We have created a machine learning program along with TF-IDF preprocessing in order to determine whether the news is fake or not and use data science to guide our conclusions and explore our dataset (Fall 2020). We are currently pursuing more advanced models using PyTorch (2021). Group Members: Hirish Chandrasekaran, Isha Gokhale, Katie Huynh, Kevin Zhang, Mateo Wang, Priyasha Agarwal. Kennard Peters helped the group for understanding the implementation and theory behind the scikit-learn models.
Video: https://drive.google.com/file/d/1ezW-NzZMqaTOB-a-nXOfkvTgH7eWlAiB/view
Use a dataset provided by DataFlare: https://data-flair.training/blogs/advanced-python-project-detecting-fake-news/ as a starting point for our models. Experiment with different models, starting with a Passive Aggressive Classification Algorithm for Fall. Explore more advanced models using PyTorch Winter and Spring.
Explore project group ideas, look at different data sets. Compare ideas.
Finalize project group members, finalize data set, finalize theme and scope of project as it relates to sentiment analysis.
Start unpacking data, analyzing with pandas/numpy.
Get aquianted with scikit-learn, divide group up into two: group (1) purused a naive bayesian classifier approach using scikit-learn (Isha, Priyasha), group (2)(Hirish, Katie, Kevin) pursued a support vector classifier. Completed a working model, tuned parameters, pickled the SVC model, and commited both model to repository in proper branch. At the end of each meeting both groups explained their respective model and implementation to the other group.
Begin learning PyTorch. Tutorials here: https://pytorch.org/tutorials/, neural networks and backpropogation: https://www.deeplearningbook.org/, in-depth explanation of PyTorch functions: https://www.deeplearningwizard.com/deep_learning/boosting_models_pytorch/forwardpropagation_backpropagation_gradientdescent/. RNN and CNN's on text data using TorchText and PyTorch: https://github.com/bentrevett/pytorch-sentiment-analysis.
We continued to learn PyTorch, specifically gradient descent and loss functions. Simple feedforward networks and backpropogation were discussed. Tensors: https://pytorch.org/tutorials/beginner/blitz/tensor_tutorial.html#sphx-glr-beginner-blitz-tensor-tutorial-py. Tensors and autograd: https://pytorch.org/tutorials/beginner/pytorch_with_examples.html.

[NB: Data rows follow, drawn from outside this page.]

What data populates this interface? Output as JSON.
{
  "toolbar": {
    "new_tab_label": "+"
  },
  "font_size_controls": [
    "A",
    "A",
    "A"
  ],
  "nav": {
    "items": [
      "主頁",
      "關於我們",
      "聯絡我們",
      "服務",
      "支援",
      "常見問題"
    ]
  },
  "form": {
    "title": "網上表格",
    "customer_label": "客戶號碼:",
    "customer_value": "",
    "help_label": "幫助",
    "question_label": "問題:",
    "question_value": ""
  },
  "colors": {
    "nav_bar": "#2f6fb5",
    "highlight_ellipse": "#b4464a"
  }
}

Introduction to RNN's. Kevin/Katie attempted to process data using TorchText. Isha/Priyasha/Hirish focused on learning RNN's in PyTorch.
Kevin/Katie implement a RNN on our DataFlare data set and get an accuracy score. Isha/Hirish continue to work on CNN and also get a an accuracy score.
Kevin/Katie/Priyasha continue to improve RNN. Isha/Hirish get an accuracy score for CNN.
The RNN is updated after running into bugs and the CNN has its code explained with comments. Done with our project!
DataFlare, Kaggle
Python (pandas, scikit-learn, matplotlib) for algorithm and loading/manipulating data. PyTorch and TorchText for more customizable models.